Right leg gone? Her right leg? She couldn’t see anything except the man hanging over her and a gold-colored ceiling, high, high above. “This is a hospital?” she asked.
“No, no. A dating center.”
“What?” For the first time she noticed that there were other voices in the room, speaking in low, earnest, confidential tones. She caught snippets close by:
“. . . neutral colors. How could anyone choose violet?”
“. . . last time I was at a Day-Glows concert I was seventeen . . .”

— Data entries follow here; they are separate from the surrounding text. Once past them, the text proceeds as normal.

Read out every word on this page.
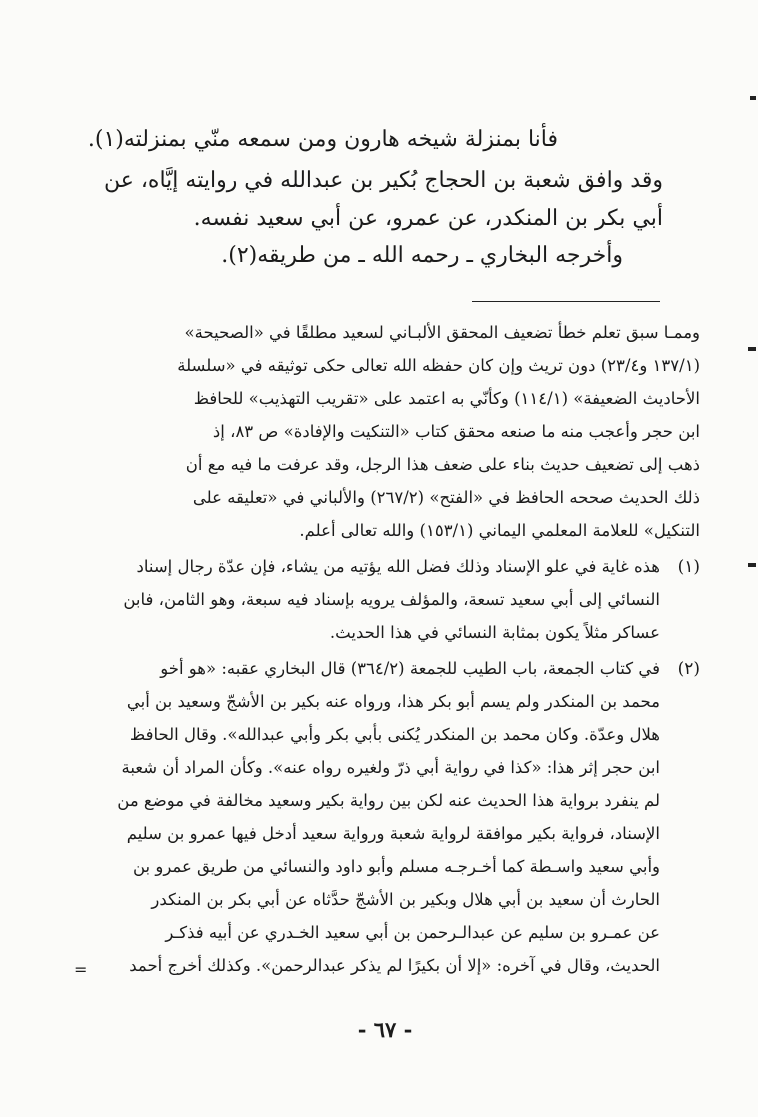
فأنا بمنزلة شيخه هارون ومن سمعه منّي بمنزلته(١).
وقد وافق شعبة بن الحجاج بُكير بن عبدالله في روايته إيَّاه، عن
أبي بكر بن المنكدر، عن عمرو، عن أبي سعيد نفسه.
وأخرجه البخاري ـ رحمه الله ـ من طريقه(٢).
وممـا سبق تعلم خطأ تضعيف المحقق الألبـاني لسعيد مطلقًا في «الصحيحة»
(١٣٧/١ و٢٣/٤) دون تريث وإن كان حفظه الله تعالى حكى توثيقه في «سلسلة
الأحاديث الضعيفة» (١١٤/١) وكأنّي به اعتمد على «تقريب التهذيب» للحافظ
ابن حجر وأعجب منه ما صنعه محقق كتاب «التنكيت والإفادة» ص ٨٣، إذ
ذهب إلى تضعيف حديث بناء على ضعف هذا الرجل، وقد عرفت ما فيه مع أن
ذلك الحديث صححه الحافظ في «الفتح» (٢٦٧/٢) والألباني في «تعليقه على
التنكيل» للعلامة المعلمي اليماني (١٥٣/١) والله تعالى أعلم.
(١)
هذه غاية في علو الإسناد وذلك فضل الله يؤتيه من يشاء، فإن عدّة رجال إسناد
النسائي إلى أبي سعيد تسعة، والمؤلف يرويه بإسناد فيه سبعة، وهو الثامن، فابن
عساكر مثلاً يكون بمثابة النسائي في هذا الحديث.
(٢)
في كتاب الجمعة، باب الطيب للجمعة (٣٦٤/٢) قال البخاري عقبه: «هو أخو
محمد بن المنكدر ولم يسم أبو بكر هذا، ورواه عنه بكير بن الأشجّ وسعيد بن أبي
هلال وعدّة. وكان محمد بن المنكدر يُكنى بأبي بكر وأبي عبدالله». وقال الحافظ
ابن حجر إثر هذا: «كذا في رواية أبي ذرّ ولغيره رواه عنه». وكأن المراد أن شعبة
لم ينفرد برواية هذا الحديث عنه لكن بين رواية بكير وسعيد مخالفة في موضع من
الإسناد، فرواية بكير موافقة لرواية شعبة ورواية سعيد أدخل فيها عمرو بن سليم
وأبي سعيد واسـطة كما أخـرجـه مسلم وأبو داود والنسائي من طريق عمرو بن
الحارث أن سعيد بن أبي هلال وبكير بن الأشجّ حدَّثاه عن أبي بكر بن المنكدر
عن عمـرو بن سليم عن عبدالـرحمن بن أبي سعيد الخـدري عن أبيه فذكـر
الحديث، وقال في آخره: «إلا أن بكيرًا لم يذكر عبدالرحمن». وكذلك أخرج أحمد
=
- ٦٧ -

“I shouldn’t be the one doing this.” The man turned, looked over his shoulder. “There’s usually an orientation.” He raised his voice. “Hello?” He turned back around to face her, shrugged, looking bemused. “I guess we’re on our own.” He clasped his hands, leaned in toward Mira. “The truth is, you see, you died in the accident . . .”

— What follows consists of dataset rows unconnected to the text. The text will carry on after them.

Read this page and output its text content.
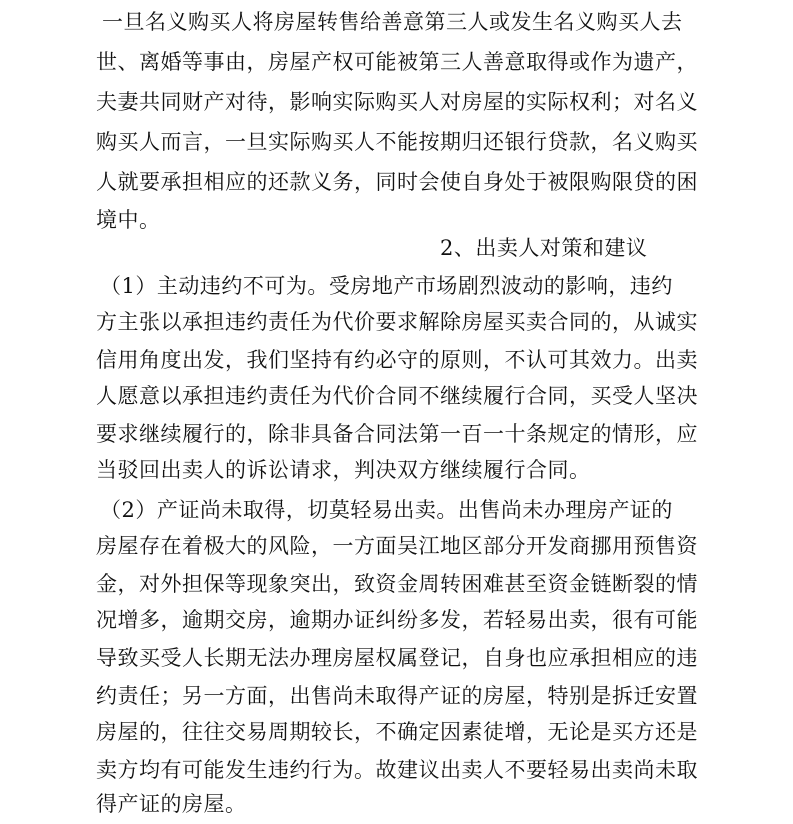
一旦名义购买人将房屋转售给善意第三人或发生名义购买人去
世、离婚等事由，房屋产权可能被第三人善意取得或作为遗产，
夫妻共同财产对待，影响实际购买人对房屋的实际权利；对名义
购买人而言，一旦实际购买人不能按期归还银行贷款，名义购买
人就要承担相应的还款义务，同时会使自身处于被限购限贷的困
境中。
2、出卖人对策和建议
（1）主动违约不可为。受房地产市场剧烈波动的影响，违约
方主张以承担违约责任为代价要求解除房屋买卖合同的，从诚实
信用角度出发，我们坚持有约必守的原则，不认可其效力。出卖
人愿意以承担违约责任为代价合同不继续履行合同，买受人坚决
要求继续履行的，除非具备合同法第一百一十条规定的情形，应
当驳回出卖人的诉讼请求，判决双方继续履行合同。
（2）产证尚未取得，切莫轻易出卖。出售尚未办理房产证的
房屋存在着极大的风险，一方面吴江地区部分开发商挪用预售资
金，对外担保等现象突出，致资金周转困难甚至资金链断裂的情
况增多，逾期交房，逾期办证纠纷多发，若轻易出卖，很有可能
导致买受人长期无法办理房屋权属登记，自身也应承担相应的违
约责任；另一方面，出售尚未取得产证的房屋，特别是拆迁安置
房屋的，往往交易周期较长，不确定因素徒增，无论是买方还是
卖方均有可能发生违约行为。故建议出卖人不要轻易出卖尚未取
得产证的房屋。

Mira didn’t hear the next few things he said. She felt as if she were floating. It was an absurd idea, that she might be dead yet hear someone tell her she was dead. But somehow it rang true. She didn’t remember dying, but she sensed some hard, fast line – some demarcation between now and before. The idea made her want to flee, escape her body, which was a dead body. Her teeth were corpse’s teeth.
“. . . your insurance covered the deep-freeze preservation, but full revival, especially when it involves extensive injury, is terribly costly. That’s where the dating service comes in—”
“Where is my mother?” Mira interrupted.
The man consulted his palm again. He nodded. “You had a hitcher. Your mother.” He glanced around again, raised his hand as if to wave at someone, then dropped it.
A hitcher. What an apropos term. “Is she gone?” Mira wanted to say, “Is she dead?” but that had become an ambiguous concept.
“Yes. You need consistent brain activity to maintain a hitcher. Once you die, the hitcher is gone.”